You make a lot of friends in extracurriculars: I did. I also lost 30 lbs. from the stress of taking too many classes on top of it. You lose most of those friends the minute you stop doing it—which means, say it with me…they’re just acquaintances.
Seasonal Affective Disorder lights may or may not work. I have two, and I still have no idea if they work. They’re supposed to trick your brain into thinking you’re getting actual sunlight. This is hard because, in reality, you’ve been studying like a hermit in the forgotten catacombs of your college’s library. It’ll help you get out of bed when lethargy and nihilism have infected your soul. The blue LED SADs might give you migraines, so maybe avoid those.
Exorcise those sad demons with some exercise. Take care of yourself by moving: walk, run, lift weights, etc. This is easier said than done for someone who can’t get out of bed on their worst days—try stretching while you’re waiting for your brain to stop chemically sulking. You’re allowed to wear your PJs and sweatpants to most places, so don’t let nonexistent dress codes stop you.
Maybe you feel fat and don’t want to go to your school’s gym. That person deadlifting hundreds of pounds would be insecure if strongman Eddie Hall was around. Find a workout buddy if you can. If you’re very shy, YouTube is a great place to learn how to properly lift.
A great way to take care of yourself is with a technique called grounding: use your senses to get into the present moment and out of your head. How does the ground feel against your bare feet? Throw on some ambient nature sounds if you’re indoors. This is great for when your stressors become palpable.
One of the best ways to take care of yourself is by keeping up with hygiene. Even if you’re not showering, there’re temporary solutions: body wipes and dry shampoo. Don’t forget things like deodorant, mouthwash, foot powder, and nail clippers. Avoid too much cologne or perfume. Taking care of your body is like putting on your Sunday best.

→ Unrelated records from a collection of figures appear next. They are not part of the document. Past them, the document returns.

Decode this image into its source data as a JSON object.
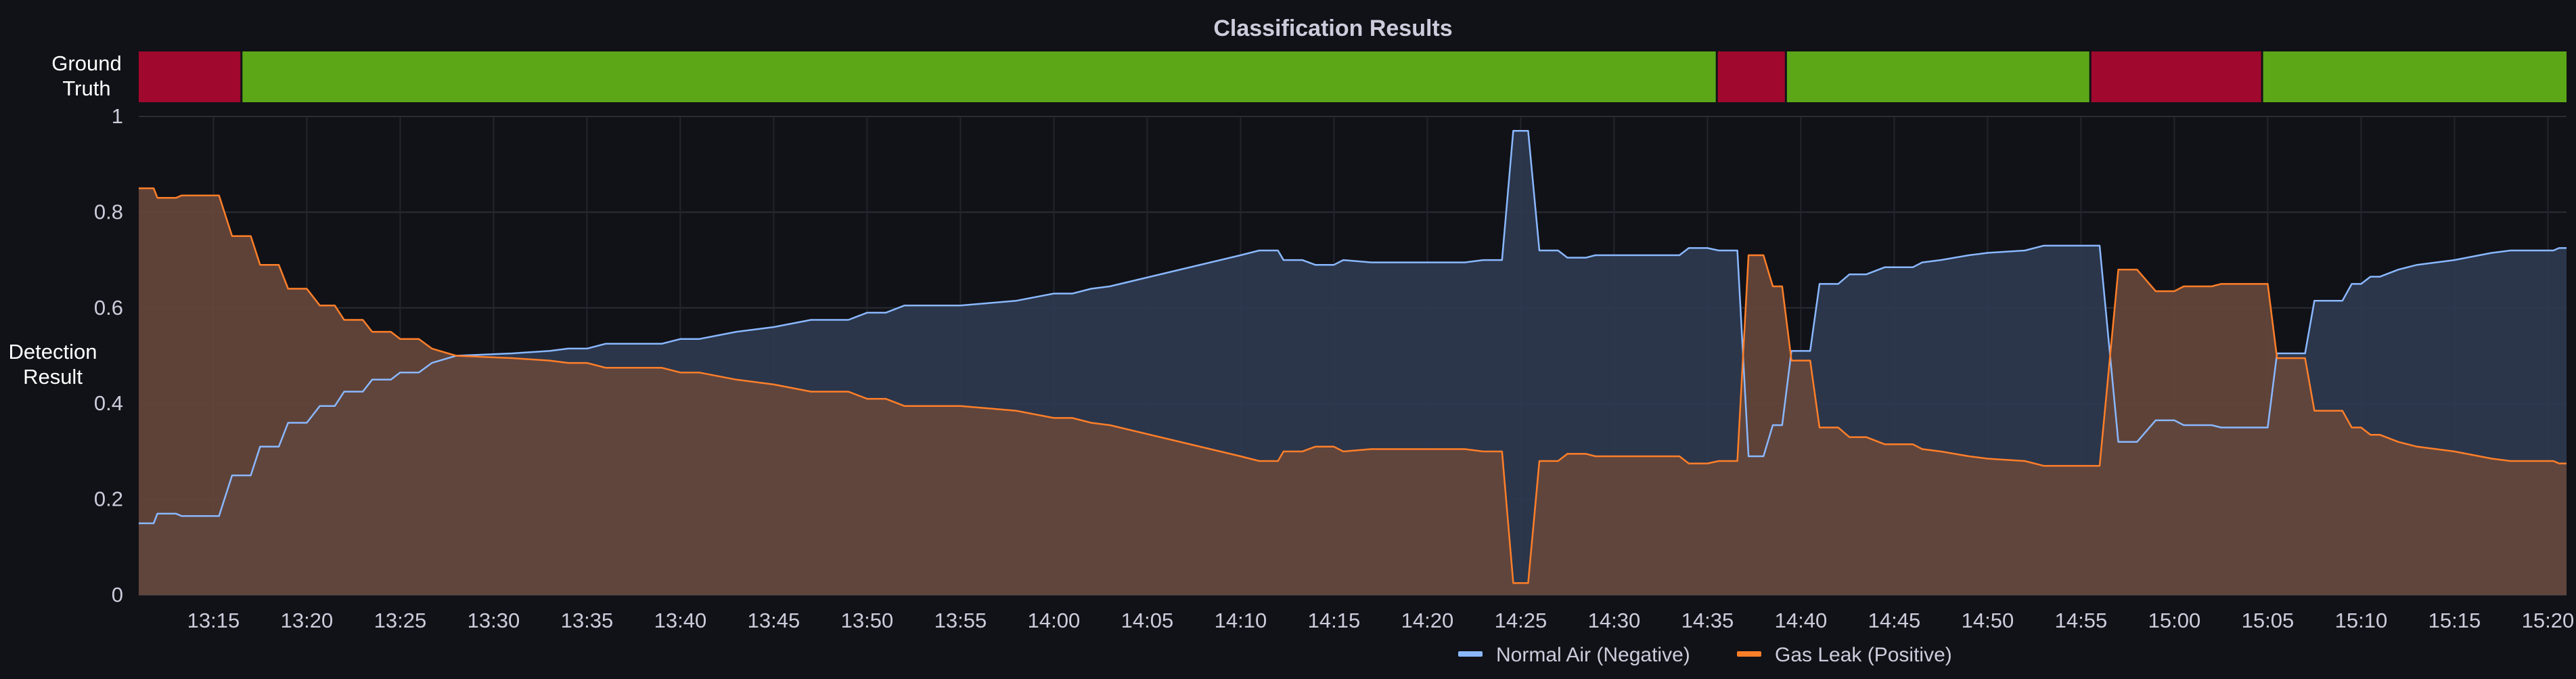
{
  "chart_data": {
    "type": "area",
    "title": "Classification Results",
    "state_timeline": {
      "label_line1": "Ground",
      "label_line2": "Truth",
      "x_start": "13:11",
      "x_end": "15:21",
      "segments": [
        {
          "start": "13:11",
          "end": "13:16.5",
          "state": "positive"
        },
        {
          "start": "13:16.5",
          "end": "14:35.5",
          "state": "negative"
        },
        {
          "start": "14:35.5",
          "end": "14:39.2",
          "state": "positive"
        },
        {
          "start": "14:39.2",
          "end": "14:55.5",
          "state": "negative"
        },
        {
          "start": "14:55.5",
          "end": "15:04.7",
          "state": "positive"
        },
        {
          "start": "15:04.7",
          "end": "15:21",
          "state": "negative"
        }
      ],
      "state_colors": {
        "positive": "#a0082e",
        "negative": "#5ba718"
      }
    },
    "ylabel_line1": "Detection",
    "ylabel_line2": "Result",
    "ylim": [
      0,
      1
    ],
    "y_ticks": [
      "0",
      "0.2",
      "0.4",
      "0.6",
      "0.8",
      "1"
    ],
    "x_ticks": [
      "13:15",
      "13:20",
      "13:25",
      "13:30",
      "13:35",
      "13:40",
      "13:45",
      "13:50",
      "13:55",
      "14:00",
      "14:05",
      "14:10",
      "14:15",
      "14:20",
      "14:25",
      "14:30",
      "14:35",
      "14:40",
      "14:45",
      "14:50",
      "14:55",
      "15:00",
      "15:05",
      "15:10",
      "15:15",
      "15:20"
    ],
    "grid": true,
    "legend_position": "bottom-right",
    "series": [
      {
        "name": "Normal Air (Negative)",
        "color": "#8ab8ff",
        "fill": "#2e3950",
        "points": [
          [
            "13:11",
            0.15
          ],
          [
            "13:11.8",
            0.15
          ],
          [
            "13:12",
            0.17
          ],
          [
            "13:13",
            0.17
          ],
          [
            "13:13.3",
            0.165
          ],
          [
            "13:14.5",
            0.165
          ],
          [
            "13:15.3",
            0.165
          ],
          [
            "13:16",
            0.25
          ],
          [
            "13:17",
            0.25
          ],
          [
            "13:17.5",
            0.31
          ],
          [
            "13:18.5",
            0.31
          ],
          [
            "13:19",
            0.36
          ],
          [
            "13:20",
            0.36
          ],
          [
            "13:20.7",
            0.395
          ],
          [
            "13:21.5",
            0.395
          ],
          [
            "13:22",
            0.425
          ],
          [
            "13:23",
            0.425
          ],
          [
            "13:23.5",
            0.45
          ],
          [
            "13:24.5",
            0.45
          ],
          [
            "13:25",
            0.465
          ],
          [
            "13:26",
            0.465
          ],
          [
            "13:26.7",
            0.485
          ],
          [
            "13:28",
            0.5
          ],
          [
            "13:31",
            0.505
          ],
          [
            "13:33",
            0.51
          ],
          [
            "13:34",
            0.515
          ],
          [
            "13:35",
            0.515
          ],
          [
            "13:36",
            0.525
          ],
          [
            "13:39",
            0.525
          ],
          [
            "13:40",
            0.535
          ],
          [
            "13:41",
            0.535
          ],
          [
            "13:43",
            0.55
          ],
          [
            "13:45",
            0.56
          ],
          [
            "13:47",
            0.575
          ],
          [
            "13:49",
            0.575
          ],
          [
            "13:50",
            0.59
          ],
          [
            "13:51",
            0.59
          ],
          [
            "13:52",
            0.605
          ],
          [
            "13:55",
            0.605
          ],
          [
            "13:58",
            0.615
          ],
          [
            "14:00",
            0.63
          ],
          [
            "14:01",
            0.63
          ],
          [
            "14:02",
            0.64
          ],
          [
            "14:03",
            0.645
          ],
          [
            "14:10",
            0.71
          ],
          [
            "14:11",
            0.72
          ],
          [
            "14:12",
            0.72
          ],
          [
            "14:12.3",
            0.7
          ],
          [
            "14:13.3",
            0.7
          ],
          [
            "14:14",
            0.69
          ],
          [
            "14:15",
            0.69
          ],
          [
            "14:15.5",
            0.7
          ],
          [
            "14:17",
            0.695
          ],
          [
            "14:22",
            0.695
          ],
          [
            "14:23",
            0.7
          ],
          [
            "14:24",
            0.7
          ],
          [
            "14:24.6",
            0.97
          ],
          [
            "14:25.4",
            0.97
          ],
          [
            "14:26",
            0.72
          ],
          [
            "14:27",
            0.72
          ],
          [
            "14:27.5",
            0.705
          ],
          [
            "14:28.5",
            0.705
          ],
          [
            "14:29",
            0.71
          ],
          [
            "14:33.5",
            0.71
          ],
          [
            "14:34",
            0.725
          ],
          [
            "14:35",
            0.725
          ],
          [
            "14:35.6",
            0.72
          ],
          [
            "14:36.6",
            0.72
          ],
          [
            "14:37.2",
            0.29
          ],
          [
            "14:38",
            0.29
          ],
          [
            "14:38.5",
            0.355
          ],
          [
            "14:39",
            0.355
          ],
          [
            "14:39.5",
            0.51
          ],
          [
            "14:40.5",
            0.51
          ],
          [
            "14:41",
            0.65
          ],
          [
            "14:42",
            0.65
          ],
          [
            "14:42.6",
            0.67
          ],
          [
            "14:43.5",
            0.67
          ],
          [
            "14:44.5",
            0.685
          ],
          [
            "14:46",
            0.685
          ],
          [
            "14:46.5",
            0.695
          ],
          [
            "14:47.5",
            0.7
          ],
          [
            "14:49",
            0.71
          ],
          [
            "14:50",
            0.715
          ],
          [
            "14:52",
            0.72
          ],
          [
            "14:53",
            0.73
          ],
          [
            "14:56",
            0.73
          ],
          [
            "14:57",
            0.32
          ],
          [
            "14:58",
            0.32
          ],
          [
            "14:59",
            0.365
          ],
          [
            "15:00",
            0.365
          ],
          [
            "15:00.5",
            0.355
          ],
          [
            "15:02",
            0.355
          ],
          [
            "15:02.5",
            0.35
          ],
          [
            "15:05",
            0.35
          ],
          [
            "15:05.5",
            0.505
          ],
          [
            "15:07",
            0.505
          ],
          [
            "15:07.5",
            0.615
          ],
          [
            "15:09",
            0.615
          ],
          [
            "15:09.5",
            0.65
          ],
          [
            "15:10",
            0.65
          ],
          [
            "15:10.5",
            0.665
          ],
          [
            "15:11",
            0.665
          ],
          [
            "15:12",
            0.68
          ],
          [
            "15:13",
            0.69
          ],
          [
            "15:15",
            0.7
          ],
          [
            "15:17",
            0.715
          ],
          [
            "15:18",
            0.72
          ],
          [
            "15:20.3",
            0.72
          ],
          [
            "15:20.6",
            0.725
          ],
          [
            "15:21",
            0.725
          ]
        ]
      },
      {
        "name": "Gas Leak (Positive)",
        "color": "#ff7f29",
        "fill": "#65473c",
        "points": [
          [
            "13:11",
            0.85
          ],
          [
            "13:11.8",
            0.85
          ],
          [
            "13:12",
            0.83
          ],
          [
            "13:13",
            0.83
          ],
          [
            "13:13.3",
            0.835
          ],
          [
            "13:15.3",
            0.835
          ],
          [
            "13:16",
            0.75
          ],
          [
            "13:17",
            0.75
          ],
          [
            "13:17.5",
            0.69
          ],
          [
            "13:18.5",
            0.69
          ],
          [
            "13:19",
            0.64
          ],
          [
            "13:20",
            0.64
          ],
          [
            "13:20.7",
            0.605
          ],
          [
            "13:21.5",
            0.605
          ],
          [
            "13:22",
            0.575
          ],
          [
            "13:23",
            0.575
          ],
          [
            "13:23.5",
            0.55
          ],
          [
            "13:24.5",
            0.55
          ],
          [
            "13:25",
            0.535
          ],
          [
            "13:26",
            0.535
          ],
          [
            "13:26.7",
            0.515
          ],
          [
            "13:28",
            0.5
          ],
          [
            "13:31",
            0.495
          ],
          [
            "13:33",
            0.49
          ],
          [
            "13:34",
            0.485
          ],
          [
            "13:35",
            0.485
          ],
          [
            "13:36",
            0.475
          ],
          [
            "13:39",
            0.475
          ],
          [
            "13:40",
            0.465
          ],
          [
            "13:41",
            0.465
          ],
          [
            "13:43",
            0.45
          ],
          [
            "13:45",
            0.44
          ],
          [
            "13:47",
            0.425
          ],
          [
            "13:49",
            0.425
          ],
          [
            "13:50",
            0.41
          ],
          [
            "13:51",
            0.41
          ],
          [
            "13:52",
            0.395
          ],
          [
            "13:55",
            0.395
          ],
          [
            "13:58",
            0.385
          ],
          [
            "14:00",
            0.37
          ],
          [
            "14:01",
            0.37
          ],
          [
            "14:02",
            0.36
          ],
          [
            "14:03",
            0.355
          ],
          [
            "14:10",
            0.29
          ],
          [
            "14:11",
            0.28
          ],
          [
            "14:12",
            0.28
          ],
          [
            "14:12.3",
            0.3
          ],
          [
            "14:13.3",
            0.3
          ],
          [
            "14:14",
            0.31
          ],
          [
            "14:15",
            0.31
          ],
          [
            "14:15.5",
            0.3
          ],
          [
            "14:17",
            0.305
          ],
          [
            "14:22",
            0.305
          ],
          [
            "14:23",
            0.3
          ],
          [
            "14:24",
            0.3
          ],
          [
            "14:24.6",
            0.025
          ],
          [
            "14:25.4",
            0.025
          ],
          [
            "14:26",
            0.28
          ],
          [
            "14:27",
            0.28
          ],
          [
            "14:27.5",
            0.295
          ],
          [
            "14:28.5",
            0.295
          ],
          [
            "14:29",
            0.29
          ],
          [
            "14:33.5",
            0.29
          ],
          [
            "14:34",
            0.275
          ],
          [
            "14:35",
            0.275
          ],
          [
            "14:35.6",
            0.28
          ],
          [
            "14:36.6",
            0.28
          ],
          [
            "14:37.2",
            0.71
          ],
          [
            "14:38",
            0.71
          ],
          [
            "14:38.5",
            0.645
          ],
          [
            "14:39",
            0.645
          ],
          [
            "14:39.5",
            0.49
          ],
          [
            "14:40.5",
            0.49
          ],
          [
            "14:41",
            0.35
          ],
          [
            "14:42",
            0.35
          ],
          [
            "14:42.6",
            0.33
          ],
          [
            "14:43.5",
            0.33
          ],
          [
            "14:44.5",
            0.315
          ],
          [
            "14:46",
            0.315
          ],
          [
            "14:46.5",
            0.305
          ],
          [
            "14:47.5",
            0.3
          ],
          [
            "14:49",
            0.29
          ],
          [
            "14:50",
            0.285
          ],
          [
            "14:52",
            0.28
          ],
          [
            "14:53",
            0.27
          ],
          [
            "14:56",
            0.27
          ],
          [
            "14:57",
            0.68
          ],
          [
            "14:58",
            0.68
          ],
          [
            "14:59",
            0.635
          ],
          [
            "15:00",
            0.635
          ],
          [
            "15:00.5",
            0.645
          ],
          [
            "15:02",
            0.645
          ],
          [
            "15:02.5",
            0.65
          ],
          [
            "15:05",
            0.65
          ],
          [
            "15:05.5",
            0.495
          ],
          [
            "15:07",
            0.495
          ],
          [
            "15:07.5",
            0.385
          ],
          [
            "15:09",
            0.385
          ],
          [
            "15:09.5",
            0.35
          ],
          [
            "15:10",
            0.35
          ],
          [
            "15:10.5",
            0.335
          ],
          [
            "15:11",
            0.335
          ],
          [
            "15:12",
            0.32
          ],
          [
            "15:13",
            0.31
          ],
          [
            "15:15",
            0.3
          ],
          [
            "15:17",
            0.285
          ],
          [
            "15:18",
            0.28
          ],
          [
            "15:20.3",
            0.28
          ],
          [
            "15:20.6",
            0.275
          ],
          [
            "15:21",
            0.275
          ]
        ]
      }
    ]
  }
}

You have a range of methods to choose from: the Feynman Technique, the Memory Palace Technique, mnemonic devices, interleaving, and mentors/tutors. Minimizing rote learning means more time for R&R. Also, don’t fill those gaps with more stressors.
This is a great way to take care of yourself, and it goes along with communication. Colleges have clubs and organizations that are there for a sense of community.
Colleges have an abundance of nondenominational churches: anything beyond the community factor might not be helpful. Some denominations may be downright harmful in their dogma (e.g., mental illness is caused by supernatural forces).
If you’re nonreligious, there are secular communities. They’re just less abundant. They do exist, though. Atheist and irreligious communities are fairly easy to find on the internet.
Just—don’t. Valerian root? Bach’s Remedy (basically just alcohol)? St. John’s Wort? Eating melatonin like candy, because they come in candy form and are delicious? Take those quack healing crystals and toss them in the trash. You’re past the point of doing it on your own. At this point, you probably need others to help you take care of yourself.
Maybe your panic attacks have begun to last for longer than an hour—making you pain-angel (supine) on the ground, contemplating your life’s decisions. Find out if your university has a nonguaranteed readmission policy.
The U.S.’s insurance industry is for-profit and treats people as commodities. Hopefully, you’re still on your parents’ insurance plan or you’re poor enough to get state Medicaid (hopefully you’re in a state that doesn’t spurn the poor). If not, your university will offer you a limited number of “free” therapy sessions. Campuses sometimes have therapy dogs that come in. Go pet one. It helps.